Capítulo 37

L'alcool et la nuit pluvieuse l'avaient déstabilisée. Wen Mubai avait l'impression que son rêve était trop réel. C'était comme si des mains chaleureuses l'avaient entourée lorsqu'elle avait perdu le contrôle de ses émotions et lui avaient murmuré quelque chose à l'oreille.

C'était quoi déjà ?

Wen Mubai cligna légèrement des yeux et, reprenant ses esprits, elle perçut une douce respiration à côté d'elle. Elle baissa les yeux et vit Xu Chacha blottie dans ses bras, profondément endormie.

Elle se souvenait.

"Cha Cha sera toujours avec sa tante."

Ses paupières s'alourdirent et elle sourit silencieusement, tendant la main pour ébouriffer les cheveux de l'enfant.

Xu Chacha murmura à plusieurs reprises, détourna le visage, et ses cheveux en désordre, collés à son visage, glissèrent, révélant les cernes sous ses yeux. Même endormie, elle ne pouvait dissimuler son épuisement.

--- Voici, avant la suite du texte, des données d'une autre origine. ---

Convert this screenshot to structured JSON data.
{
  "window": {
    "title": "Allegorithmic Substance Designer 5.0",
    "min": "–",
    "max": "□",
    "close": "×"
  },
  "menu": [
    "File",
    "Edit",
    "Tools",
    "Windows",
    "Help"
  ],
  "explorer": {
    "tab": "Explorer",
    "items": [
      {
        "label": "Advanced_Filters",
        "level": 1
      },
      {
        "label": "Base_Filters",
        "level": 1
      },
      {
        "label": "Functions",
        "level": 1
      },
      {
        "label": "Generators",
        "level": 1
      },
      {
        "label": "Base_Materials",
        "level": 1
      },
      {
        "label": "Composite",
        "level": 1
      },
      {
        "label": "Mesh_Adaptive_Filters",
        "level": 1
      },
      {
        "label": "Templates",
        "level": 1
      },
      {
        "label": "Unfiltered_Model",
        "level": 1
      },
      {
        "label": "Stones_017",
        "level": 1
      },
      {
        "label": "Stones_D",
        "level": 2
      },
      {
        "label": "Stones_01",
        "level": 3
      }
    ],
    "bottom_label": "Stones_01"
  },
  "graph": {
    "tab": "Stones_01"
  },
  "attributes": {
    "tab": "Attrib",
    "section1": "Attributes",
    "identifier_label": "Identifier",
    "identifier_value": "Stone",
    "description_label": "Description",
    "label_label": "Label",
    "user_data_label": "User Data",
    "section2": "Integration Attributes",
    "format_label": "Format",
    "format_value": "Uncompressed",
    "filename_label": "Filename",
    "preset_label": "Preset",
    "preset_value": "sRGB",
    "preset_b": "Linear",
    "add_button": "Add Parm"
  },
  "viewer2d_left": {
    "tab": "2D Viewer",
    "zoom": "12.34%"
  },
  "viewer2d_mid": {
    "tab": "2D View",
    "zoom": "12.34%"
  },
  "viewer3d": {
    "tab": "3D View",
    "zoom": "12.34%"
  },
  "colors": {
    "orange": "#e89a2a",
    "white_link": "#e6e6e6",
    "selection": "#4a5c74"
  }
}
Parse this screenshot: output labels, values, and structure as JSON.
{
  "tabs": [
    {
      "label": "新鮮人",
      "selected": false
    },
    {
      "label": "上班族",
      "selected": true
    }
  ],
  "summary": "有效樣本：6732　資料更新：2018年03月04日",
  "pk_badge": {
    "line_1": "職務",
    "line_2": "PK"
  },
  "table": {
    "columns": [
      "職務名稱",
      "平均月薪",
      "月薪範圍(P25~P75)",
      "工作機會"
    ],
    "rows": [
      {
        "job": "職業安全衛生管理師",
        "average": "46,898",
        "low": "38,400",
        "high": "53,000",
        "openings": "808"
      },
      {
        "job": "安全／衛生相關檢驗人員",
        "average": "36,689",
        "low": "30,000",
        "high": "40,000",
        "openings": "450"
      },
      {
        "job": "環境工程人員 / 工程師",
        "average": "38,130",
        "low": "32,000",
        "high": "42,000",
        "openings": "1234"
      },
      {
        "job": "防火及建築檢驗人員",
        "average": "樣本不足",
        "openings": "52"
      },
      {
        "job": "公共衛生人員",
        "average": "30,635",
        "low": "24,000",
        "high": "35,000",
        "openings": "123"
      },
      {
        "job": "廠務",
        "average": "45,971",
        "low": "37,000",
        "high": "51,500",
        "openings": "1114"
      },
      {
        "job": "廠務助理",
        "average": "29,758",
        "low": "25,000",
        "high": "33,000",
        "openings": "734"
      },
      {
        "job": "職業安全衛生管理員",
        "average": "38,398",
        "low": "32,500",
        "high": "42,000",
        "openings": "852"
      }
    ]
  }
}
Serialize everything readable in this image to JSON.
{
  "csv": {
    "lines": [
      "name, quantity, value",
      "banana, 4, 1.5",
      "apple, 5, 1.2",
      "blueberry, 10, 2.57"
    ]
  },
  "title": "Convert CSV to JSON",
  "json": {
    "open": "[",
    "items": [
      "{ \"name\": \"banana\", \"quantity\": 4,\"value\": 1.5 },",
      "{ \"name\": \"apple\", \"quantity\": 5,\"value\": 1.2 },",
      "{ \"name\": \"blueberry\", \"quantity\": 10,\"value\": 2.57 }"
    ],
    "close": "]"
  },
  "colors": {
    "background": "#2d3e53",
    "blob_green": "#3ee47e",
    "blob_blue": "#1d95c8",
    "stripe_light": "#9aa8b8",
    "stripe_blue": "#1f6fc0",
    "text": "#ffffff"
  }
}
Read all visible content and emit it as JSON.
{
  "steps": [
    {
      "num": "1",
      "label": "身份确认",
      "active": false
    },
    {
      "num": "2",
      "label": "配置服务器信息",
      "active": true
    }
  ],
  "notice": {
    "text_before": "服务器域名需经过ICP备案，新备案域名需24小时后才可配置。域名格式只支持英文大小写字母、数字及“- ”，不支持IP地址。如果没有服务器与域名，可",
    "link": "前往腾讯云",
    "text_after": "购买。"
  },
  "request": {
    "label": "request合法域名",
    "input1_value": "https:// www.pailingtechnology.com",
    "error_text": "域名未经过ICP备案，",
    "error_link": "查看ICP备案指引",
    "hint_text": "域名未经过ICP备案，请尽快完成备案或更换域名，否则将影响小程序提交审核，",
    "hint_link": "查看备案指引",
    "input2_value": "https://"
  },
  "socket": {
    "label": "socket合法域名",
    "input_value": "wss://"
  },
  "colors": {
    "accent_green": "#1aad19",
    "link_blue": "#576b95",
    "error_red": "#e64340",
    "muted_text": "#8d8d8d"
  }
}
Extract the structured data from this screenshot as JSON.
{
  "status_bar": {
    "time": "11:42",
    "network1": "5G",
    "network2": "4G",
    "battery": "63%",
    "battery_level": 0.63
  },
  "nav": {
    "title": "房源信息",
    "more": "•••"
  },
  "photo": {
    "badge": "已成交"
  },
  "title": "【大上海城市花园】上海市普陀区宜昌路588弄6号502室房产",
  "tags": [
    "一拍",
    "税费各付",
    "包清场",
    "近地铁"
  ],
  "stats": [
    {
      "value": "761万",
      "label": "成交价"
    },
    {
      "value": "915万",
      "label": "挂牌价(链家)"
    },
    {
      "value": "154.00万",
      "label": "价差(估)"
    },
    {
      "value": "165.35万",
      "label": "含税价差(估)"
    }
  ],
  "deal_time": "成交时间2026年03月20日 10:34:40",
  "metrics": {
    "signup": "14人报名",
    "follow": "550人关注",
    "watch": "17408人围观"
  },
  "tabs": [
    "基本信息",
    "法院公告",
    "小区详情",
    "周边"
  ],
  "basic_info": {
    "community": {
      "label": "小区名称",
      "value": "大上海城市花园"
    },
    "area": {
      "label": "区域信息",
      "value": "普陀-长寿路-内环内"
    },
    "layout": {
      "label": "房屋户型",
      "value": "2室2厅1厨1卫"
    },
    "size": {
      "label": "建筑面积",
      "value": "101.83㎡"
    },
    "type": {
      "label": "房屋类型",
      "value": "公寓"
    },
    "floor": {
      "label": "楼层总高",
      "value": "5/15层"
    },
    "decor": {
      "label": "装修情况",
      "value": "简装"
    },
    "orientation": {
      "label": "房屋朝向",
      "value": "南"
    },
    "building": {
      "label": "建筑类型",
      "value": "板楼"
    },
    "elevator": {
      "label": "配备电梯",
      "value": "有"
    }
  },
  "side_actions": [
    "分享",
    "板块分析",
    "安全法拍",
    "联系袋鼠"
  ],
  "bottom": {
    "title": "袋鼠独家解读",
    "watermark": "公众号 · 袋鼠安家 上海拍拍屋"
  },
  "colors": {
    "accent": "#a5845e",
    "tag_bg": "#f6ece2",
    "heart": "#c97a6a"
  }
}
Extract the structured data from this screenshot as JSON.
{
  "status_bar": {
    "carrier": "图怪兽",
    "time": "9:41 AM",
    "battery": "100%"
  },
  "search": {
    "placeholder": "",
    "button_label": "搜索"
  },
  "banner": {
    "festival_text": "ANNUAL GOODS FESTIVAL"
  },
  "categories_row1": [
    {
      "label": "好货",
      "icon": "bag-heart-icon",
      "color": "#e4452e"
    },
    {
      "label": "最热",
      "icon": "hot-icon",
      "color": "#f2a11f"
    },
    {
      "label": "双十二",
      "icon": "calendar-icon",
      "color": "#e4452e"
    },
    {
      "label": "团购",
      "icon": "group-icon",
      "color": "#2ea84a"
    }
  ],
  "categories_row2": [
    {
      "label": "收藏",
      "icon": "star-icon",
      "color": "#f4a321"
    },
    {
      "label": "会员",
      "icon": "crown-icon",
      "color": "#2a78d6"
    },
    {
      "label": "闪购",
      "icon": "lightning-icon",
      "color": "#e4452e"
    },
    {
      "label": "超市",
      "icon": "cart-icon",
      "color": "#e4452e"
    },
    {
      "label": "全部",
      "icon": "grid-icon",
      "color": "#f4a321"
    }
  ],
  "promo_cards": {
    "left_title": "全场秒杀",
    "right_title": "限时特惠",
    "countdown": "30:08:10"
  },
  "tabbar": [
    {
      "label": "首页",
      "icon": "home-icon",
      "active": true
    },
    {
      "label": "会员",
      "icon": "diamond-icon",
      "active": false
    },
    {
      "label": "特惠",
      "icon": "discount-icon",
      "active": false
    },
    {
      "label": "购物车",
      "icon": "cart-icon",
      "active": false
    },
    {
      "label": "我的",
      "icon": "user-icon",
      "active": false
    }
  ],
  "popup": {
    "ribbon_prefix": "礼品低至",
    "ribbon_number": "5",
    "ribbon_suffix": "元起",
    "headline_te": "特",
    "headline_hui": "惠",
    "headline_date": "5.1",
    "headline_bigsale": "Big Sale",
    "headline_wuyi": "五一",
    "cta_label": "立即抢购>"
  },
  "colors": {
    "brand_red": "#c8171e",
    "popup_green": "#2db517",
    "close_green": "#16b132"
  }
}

Wen Mubai fronça les sourcils. Si sa mémoire était bonne, elle s'était enivrée après un seul verre la veille au soir. Il semblait que ses souvenirs aient commencé à se fragmenter et à devenir incohérents dès l'instant où elle avait commencé à boire.

Se pourrait-il qu'un enfant se soit occupé d'elle la nuit dernière

? Wen Mubai leva le bras et se tordit le cou, constatant qu'il ne ressentait aucune douleur ni faiblesse nulle part.

Ils ont bien pris soin de moi.

« Tu as tellement travaillé, Cha Cha. » Elle se pencha et toucha le front de Xu Cha Cha, puis souleva doucement la couverture.

Le vieil homme ne déjeune jamais, et sa gouvernante ne vient qu'à midi. Hier matin, Xu Yanshu a juste mangé un peu de pain, mais aujourd'hui, Xu Chacha est là.

Le réfrigérateur était bien rempli de nourriture, que la femme de ménage avait achetée la veille.

Wen Mubai hésita avant de sortir une boîte de charcuterie et deux œufs. Elle ne cuisinait jamais chez elle et se contentait toujours de plats à emporter. La seule recette qui lui venait à l'esprit était celle d'œufs au plat et de charcuterie.

L'élastique à cheveux qu'il utilisait pour attacher ses cheveux s'était retrouvé quelque part, alors Wen Mubai, plein d'énergie, a attrapé nonchalamment une baguette et l'a utilisée pour attacher ses longs cheveux.

Wen Mubai tenait les œufs et regardait la charcuterie, semblant hésiter sur ce qu'elle allait préparer en premier. Finalement, elle posa la nourriture et décida de se mettre à cuisiner.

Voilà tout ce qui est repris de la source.